Getting an issue on a statewide ballot in Ohio could be more difficult through a bill on its way to Gov. John Kasich’s desk.
Senate Bill 47 makes several changes to election law, but only the provision changing the procedure around citizen-driven ballot initiatives has caused debate. Senate Bill 47 passed the GOP-controlled House along party lines on Wednesday, 56-37, and the Senate agreed with the House changes.
Ohio Democratic Party spokesman Jerid Kurtz told the Dayton Daily News the party will challenge the bill’s constitutionality if Kasich signs it into law.
The bill makes several changes backed by good government groups and the Ohio Association of Election Officials such as allowing county election boards to purchase supplies in bulk. But Senate Bill 47 also tweaks the petition process for repealing state laws or proposing new laws or changes in the Ohio Constitution, a right established in 1912.
Under current law, petitioners can continue to collect signatures while the Ohio Secretary of State and county election boards validate an initial batch of signatures against voter rolls. If groups fall short, the Ohio Constitution allows 10 days to file additional signatures with the secretary of state.
Senate Bill 47 freezes collection while signatures are being validated and counted. Bill sponsor Sen. Bill Seitz, R-Cincinnati, said the change equalizes the time groups have to collect additional signatures, noting the counting period has taken from 16 to 58 days since 1997.
Democrats said that provision was a solution in search of a problem, noting several people testified against that part of the bill but only the bill’s sponsor testified in support.
“The right to referendum is a very important check that people have to push back the abuses of this legislature,” said Rep. Kathleen Clyde, D-Kent. “This bill is a direct attack on that right.”
About one in four citizen-initiated ballot issues passes, according to records from the Ohio Secretary of State’s office. Amendments and issues sponsored by state lawmakers have a better track record, passing two-thirds of the time.

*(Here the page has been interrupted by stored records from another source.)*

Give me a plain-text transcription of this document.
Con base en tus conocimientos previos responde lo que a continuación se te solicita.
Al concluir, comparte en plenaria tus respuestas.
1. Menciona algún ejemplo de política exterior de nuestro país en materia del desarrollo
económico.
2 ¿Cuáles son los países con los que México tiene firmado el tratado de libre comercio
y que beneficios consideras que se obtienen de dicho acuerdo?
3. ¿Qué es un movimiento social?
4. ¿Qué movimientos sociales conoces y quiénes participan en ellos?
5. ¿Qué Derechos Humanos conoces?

Several big issues have passed through the citizen-initiated system. In 1936, voters chose to prohibit taxing food consumed off site. In 1977, voters blocked the General Assembly’s attempt to allow Ohioans to register to vote on Election Day. Most recently, Ohio voters enshrined four casinos into the gambling section of the Ohio Constitution.
Volunteers behind the effort to repeal last session’s elections reform bill, House Bill 194, said they would not have collected the required signatures if this bill had been law.

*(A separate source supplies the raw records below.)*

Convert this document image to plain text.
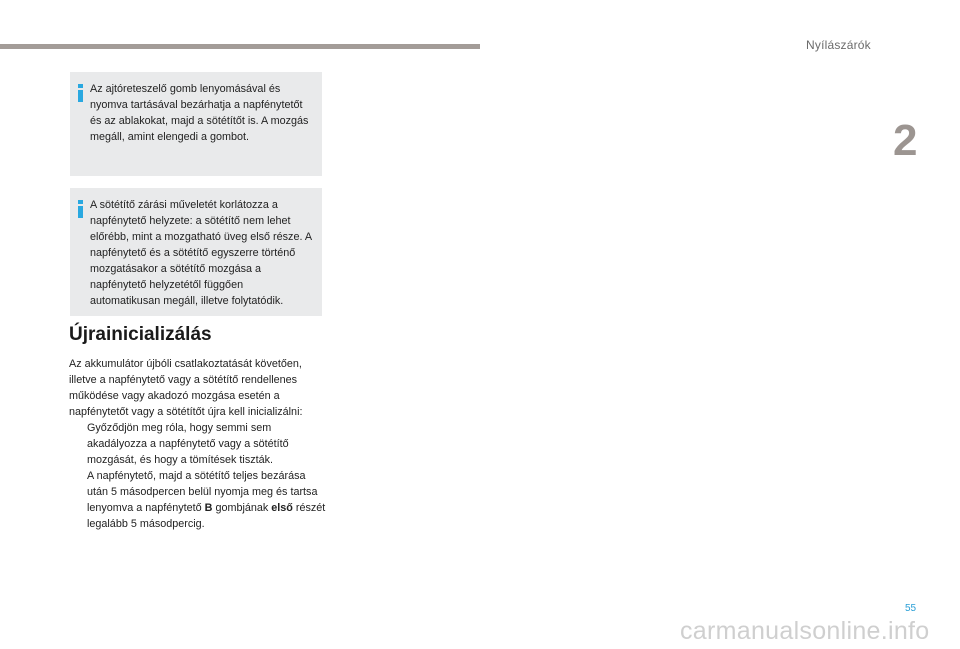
Nyílászárók
2
Az ajtóreteszelő gomb lenyomásával és nyomva tartásával bezárhatja a napfénytetőt és az ablakokat, majd a sötétítőt is. A mozgás megáll, amint elengedi a gombot.
A sötétítő zárási műveletét korlátozza a napfénytető helyzete: a sötétítő nem lehet előrébb, mint a mozgatható üveg első része. A napfénytető és a sötétítő egyszerre történő mozgatásakor a sötétítő mozgása a napfénytető helyzetétől függően automatikusan megáll, illetve folytatódik.
Újrainicializálás

Az akkumulátor újbóli csatlakoztatását követően, illetve a napfénytető vagy a sötétítő rendellenes működése vagy akadozó mozgása esetén a napfénytetőt vagy a sötétítőt újra kell inicializálni:

Győződjön meg róla, hogy semmi sem akadályozza a napfénytető vagy a sötétítő mozgását, és hogy a tömítések tiszták.
A napfénytető, majd a sötétítő teljes bezárása után 5 másodpercen belül nyomja meg és tartsa lenyomva a napfénytető B gombjának első részét legalább 5 másodpercig.
55
carmanualsonline.info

In a statement, House Speaker William Batchelder, R-Medina, who voted for the changes, said he fully supports the right to ballot initiative and referendum and they should remain worthwhile options for keeping government accountable. Batchelder said SB 47 takes the politics out of the petition-validation process so the collection of signatures is uniform.
“Because of this legislation, we can provide better opportunity for all Ohioans to have their voices heard without fear of a system that benefits some more than others,” he said.
The House passed another elections bill on Wednesday that codifies several procedures already in place: compliance with Americans with Disabilities Act at all polling places, allowing voters to cast ballots if they are in line when their polling place closes and access to polling places for journalists.